What Is Optimization?

Every time you pick the shortest queue, pack a suitcase to fit, or leave home at the last safe moment, you are optimizing — searching a space of choices for the one that scores best. Airlines route planes to burn the least fuel; a phone battery charges as fast as heat allows; a portfolio chases the most return for a fixed risk. Optimization is the branch of mathematics that makes "the best choice" precise and then finds it.

Three ingredients turn a vague wish into a solvable problem:

Decision variables \mathbf{x} = (x_1, \dots, x_n) — the knobs you get to turn.
an objective function f(\mathbf{x}) — the single number you want as small (or as large) as possible.
constraints — the rules the choice must obey, carving out the feasible region of allowed \mathbf{x}.

Written out, the whole subject fits in one template — the standard form:

\min_{\mathbf{x}} \; f(\mathbf{x}) \quad\text{subject to}\quad g_i(\mathbf{x}) \le 0,\quad h_j(\mathbf{x}) = 0.

The g_i are inequality constraints (budgets, capacities, "at least this much"), the h_j are equality constraints (something must balance exactly). The set of \mathbf{x} satisfying every constraint is the feasible region \mathcal{F}; a point inside it is feasible, a point outside is infeasible. Optimization asks for the feasible point with the best objective value.

Minimize or maximize? Same problem

By convention we write everything as a minimization. That costs nothing, because maximizing f is exactly minimizing -f:

\max_{\mathbf{x}\in\mathcal{F}} f(\mathbf{x}) = -\min_{\mathbf{x}\in\mathcal{F}} \bigl(-f(\mathbf{x})\bigr).

Flip the sign of the objective, solve the minimization, and flip the sign of the answer back. The location \mathbf{x}^\star of the optimum is identical either way — only the reported value changes sign. So a solver only ever needs to know how to go downhill.

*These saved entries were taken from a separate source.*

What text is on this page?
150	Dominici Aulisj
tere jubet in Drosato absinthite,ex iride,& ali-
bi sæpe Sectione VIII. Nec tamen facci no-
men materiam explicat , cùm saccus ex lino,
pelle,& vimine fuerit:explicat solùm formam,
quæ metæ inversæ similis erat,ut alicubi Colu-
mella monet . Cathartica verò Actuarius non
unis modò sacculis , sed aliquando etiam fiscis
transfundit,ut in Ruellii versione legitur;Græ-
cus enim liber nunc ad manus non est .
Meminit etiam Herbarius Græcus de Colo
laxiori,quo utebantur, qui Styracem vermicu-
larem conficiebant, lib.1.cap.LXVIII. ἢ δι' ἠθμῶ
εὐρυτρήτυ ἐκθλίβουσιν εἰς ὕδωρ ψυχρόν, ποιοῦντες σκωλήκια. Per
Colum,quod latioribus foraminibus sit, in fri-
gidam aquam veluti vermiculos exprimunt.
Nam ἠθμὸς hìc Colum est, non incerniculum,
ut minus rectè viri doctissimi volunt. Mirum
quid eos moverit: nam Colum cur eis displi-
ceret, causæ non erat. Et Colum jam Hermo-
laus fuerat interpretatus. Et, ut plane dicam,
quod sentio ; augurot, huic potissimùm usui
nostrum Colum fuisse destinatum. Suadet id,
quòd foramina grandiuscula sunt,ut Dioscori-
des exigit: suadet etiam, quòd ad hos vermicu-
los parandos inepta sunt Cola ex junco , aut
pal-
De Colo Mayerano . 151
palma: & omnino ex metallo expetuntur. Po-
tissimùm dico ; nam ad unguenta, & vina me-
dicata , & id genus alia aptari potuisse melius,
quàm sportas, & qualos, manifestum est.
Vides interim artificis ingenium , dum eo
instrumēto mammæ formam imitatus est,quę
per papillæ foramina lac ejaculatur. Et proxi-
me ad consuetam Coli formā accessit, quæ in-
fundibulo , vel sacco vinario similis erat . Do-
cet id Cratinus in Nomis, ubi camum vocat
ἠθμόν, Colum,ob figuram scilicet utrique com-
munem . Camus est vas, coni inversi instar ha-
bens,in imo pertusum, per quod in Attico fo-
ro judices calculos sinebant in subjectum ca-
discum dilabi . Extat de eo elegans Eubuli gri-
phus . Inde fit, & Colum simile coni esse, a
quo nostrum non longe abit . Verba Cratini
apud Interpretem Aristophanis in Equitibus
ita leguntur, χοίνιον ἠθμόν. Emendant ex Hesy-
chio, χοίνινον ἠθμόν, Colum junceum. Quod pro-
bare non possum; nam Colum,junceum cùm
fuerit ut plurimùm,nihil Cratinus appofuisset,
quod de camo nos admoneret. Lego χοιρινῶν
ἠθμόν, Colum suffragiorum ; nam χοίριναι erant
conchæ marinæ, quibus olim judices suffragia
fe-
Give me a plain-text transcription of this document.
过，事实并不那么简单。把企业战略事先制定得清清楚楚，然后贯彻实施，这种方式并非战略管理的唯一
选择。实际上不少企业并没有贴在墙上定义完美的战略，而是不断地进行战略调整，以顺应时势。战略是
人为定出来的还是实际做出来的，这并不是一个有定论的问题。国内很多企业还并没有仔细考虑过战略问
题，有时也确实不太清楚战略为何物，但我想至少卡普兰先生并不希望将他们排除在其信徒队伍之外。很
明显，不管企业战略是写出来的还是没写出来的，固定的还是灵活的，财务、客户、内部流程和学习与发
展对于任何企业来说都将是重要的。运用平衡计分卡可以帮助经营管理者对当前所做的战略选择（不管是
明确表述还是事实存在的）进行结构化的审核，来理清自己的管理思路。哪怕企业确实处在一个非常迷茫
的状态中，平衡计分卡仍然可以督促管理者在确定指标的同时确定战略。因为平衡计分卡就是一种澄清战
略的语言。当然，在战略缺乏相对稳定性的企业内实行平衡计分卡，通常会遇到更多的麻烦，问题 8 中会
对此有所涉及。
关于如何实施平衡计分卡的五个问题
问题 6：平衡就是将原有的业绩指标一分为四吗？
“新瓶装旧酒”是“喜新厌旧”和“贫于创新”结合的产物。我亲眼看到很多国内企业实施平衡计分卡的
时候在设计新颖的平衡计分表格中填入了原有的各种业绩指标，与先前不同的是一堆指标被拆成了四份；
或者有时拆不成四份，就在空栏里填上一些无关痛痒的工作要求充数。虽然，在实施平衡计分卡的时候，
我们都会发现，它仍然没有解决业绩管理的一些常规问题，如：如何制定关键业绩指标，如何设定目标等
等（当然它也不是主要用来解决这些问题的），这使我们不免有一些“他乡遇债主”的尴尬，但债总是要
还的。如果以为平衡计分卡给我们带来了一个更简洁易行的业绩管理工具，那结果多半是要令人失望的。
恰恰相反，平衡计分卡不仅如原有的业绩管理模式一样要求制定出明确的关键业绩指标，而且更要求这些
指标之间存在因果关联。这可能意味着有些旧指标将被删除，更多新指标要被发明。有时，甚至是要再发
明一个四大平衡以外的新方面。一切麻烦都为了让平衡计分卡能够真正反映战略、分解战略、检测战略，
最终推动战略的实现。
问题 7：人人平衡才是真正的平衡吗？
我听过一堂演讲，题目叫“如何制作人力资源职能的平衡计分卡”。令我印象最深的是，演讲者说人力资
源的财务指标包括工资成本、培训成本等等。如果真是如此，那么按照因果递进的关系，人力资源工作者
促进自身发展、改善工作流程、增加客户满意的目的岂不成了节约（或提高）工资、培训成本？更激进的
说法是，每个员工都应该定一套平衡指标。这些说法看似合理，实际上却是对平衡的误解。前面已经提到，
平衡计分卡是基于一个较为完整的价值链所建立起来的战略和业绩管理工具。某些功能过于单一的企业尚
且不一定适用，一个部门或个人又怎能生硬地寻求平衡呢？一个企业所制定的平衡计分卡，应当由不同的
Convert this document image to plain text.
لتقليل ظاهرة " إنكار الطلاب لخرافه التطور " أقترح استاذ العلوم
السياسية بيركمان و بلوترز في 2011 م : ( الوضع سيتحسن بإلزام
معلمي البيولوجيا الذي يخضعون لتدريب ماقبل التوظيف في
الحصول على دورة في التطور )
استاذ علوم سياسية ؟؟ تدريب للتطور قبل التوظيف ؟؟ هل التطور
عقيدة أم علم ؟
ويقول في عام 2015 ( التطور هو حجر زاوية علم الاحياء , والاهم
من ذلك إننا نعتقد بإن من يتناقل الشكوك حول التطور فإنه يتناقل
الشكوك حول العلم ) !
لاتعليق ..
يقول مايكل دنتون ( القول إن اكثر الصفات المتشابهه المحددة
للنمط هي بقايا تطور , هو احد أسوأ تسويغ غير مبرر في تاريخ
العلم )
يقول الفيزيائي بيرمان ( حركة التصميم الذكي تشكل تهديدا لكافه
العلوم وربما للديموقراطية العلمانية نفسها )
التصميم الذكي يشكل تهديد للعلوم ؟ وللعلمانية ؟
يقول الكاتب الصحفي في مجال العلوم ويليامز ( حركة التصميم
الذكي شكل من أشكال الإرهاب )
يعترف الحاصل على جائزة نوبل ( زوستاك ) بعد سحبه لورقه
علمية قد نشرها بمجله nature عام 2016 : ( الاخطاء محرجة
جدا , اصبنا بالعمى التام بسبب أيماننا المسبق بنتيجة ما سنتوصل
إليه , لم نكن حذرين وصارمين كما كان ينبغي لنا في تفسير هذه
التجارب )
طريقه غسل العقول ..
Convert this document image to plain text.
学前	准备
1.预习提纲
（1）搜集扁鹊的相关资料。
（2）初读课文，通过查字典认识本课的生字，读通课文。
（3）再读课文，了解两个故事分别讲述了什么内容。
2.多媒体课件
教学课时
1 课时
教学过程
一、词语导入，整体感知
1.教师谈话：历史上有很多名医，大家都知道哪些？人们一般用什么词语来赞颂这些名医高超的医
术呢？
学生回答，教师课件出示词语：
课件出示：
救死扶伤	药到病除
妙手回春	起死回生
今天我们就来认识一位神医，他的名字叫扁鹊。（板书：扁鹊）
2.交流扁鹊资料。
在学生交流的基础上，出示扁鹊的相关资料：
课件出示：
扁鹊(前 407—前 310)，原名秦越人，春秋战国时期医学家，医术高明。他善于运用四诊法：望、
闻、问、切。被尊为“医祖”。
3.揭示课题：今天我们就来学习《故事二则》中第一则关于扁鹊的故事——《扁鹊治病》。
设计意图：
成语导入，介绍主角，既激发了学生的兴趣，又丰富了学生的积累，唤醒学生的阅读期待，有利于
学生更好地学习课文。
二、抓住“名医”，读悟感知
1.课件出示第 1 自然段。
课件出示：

Likewise, a "\ge" constraint becomes a "\le" one by negating it: g(\mathbf{x}) \ge 0 is the same rule as -g(\mathbf{x}) \le 0. Every optimization problem can therefore be squeezed into the one standard form above — which is why a single theory covers such a sprawling zoo of applications.

Local versus global — the central difficulty

A point \mathbf{x}^\star is a local minimum if it beats every feasible neighbour close by; it is a global minimum if it beats every feasible point everywhere. A landscape can have many local minima but only the deepest is global. Standing in a valley, you cannot tell by looking at your feet whether a deeper valley lies over the next ridge — and that, in one sentence, is why optimization is hard.

The picture below is an objective f(x) = \sin x + 0.15\,x restricted to a feasible interval. It dips into several local minima, each a little higher than the last because of the upward drift. Reveal the steps: the feasible interval, then the local minima, then the single global minimum among them. A greedy searcher that stopped at the first dip it found would still be wrong about the whole picture.

A worked set-up: the fence problem

A farmer has 100 m of fencing and wants to enclose the largest possible rectangular paddock against a straight river (so one side needs no fence). Turn the wish into standard form.

Variables. Let the two sides perpendicular to the river each be x and the side parallel be y.

Objective. Maximize the area A = xy — equivalently, minimize -xy.

Constraints. The fence used is 2x + y = 100 (an equality), and lengths are non-negative: x \ge 0, y \ge 0 (inequalities).

Solve. The equality lets us eliminate y = 100 - 2x, so A(x) = x(100 - 2x) = 100x - 2x^2. Then A'(x) = 100 - 4x = 0 \Rightarrow x = 25, giving y = 50 and area A = 1250 m². The feasible region for x is the interval [0, 50]; the optimum sits in its interior, and the boundary points x = 0 or x = 50 give zero area. This is the whole optimization workflow in miniature: name the variables, write the objective, list the constraints, then hunt the feasible region for the best point.

In linear programming, integer programming, dynamic programming, the word "programming" predates the electronic computer. It comes from military logistics of the 1940s, where a program meant a schedule or plan of activities — how many tons of supplies to move where and when. George Dantzig, who invented the simplex method in 1947, was literally optimizing programs in that older sense: timetables and deployment plans for the U.S. Air Force. The name stuck long after the meaning drifted, so "mathematical programming" is just the historical name for optimization.

A local minimum is not automatically global. Finding a point where the objective can't be improved locally tells you nothing about far-off valleys. Only special structure — most importantly convexity — promotes "local" to "global".
The optimum can hide on the boundary. Setting \nabla f = \mathbf{0} only finds interior stationary points. On a constrained region the best feasible point may sit on an edge or a corner where the gradient does not vanish at all — you must check the boundary too.
Mind the sign when you flip max to min. Minimizing -f finds the same location as maximizing f, but its reported value is negated. Forget to flip it back and your "maximum profit" comes out negative.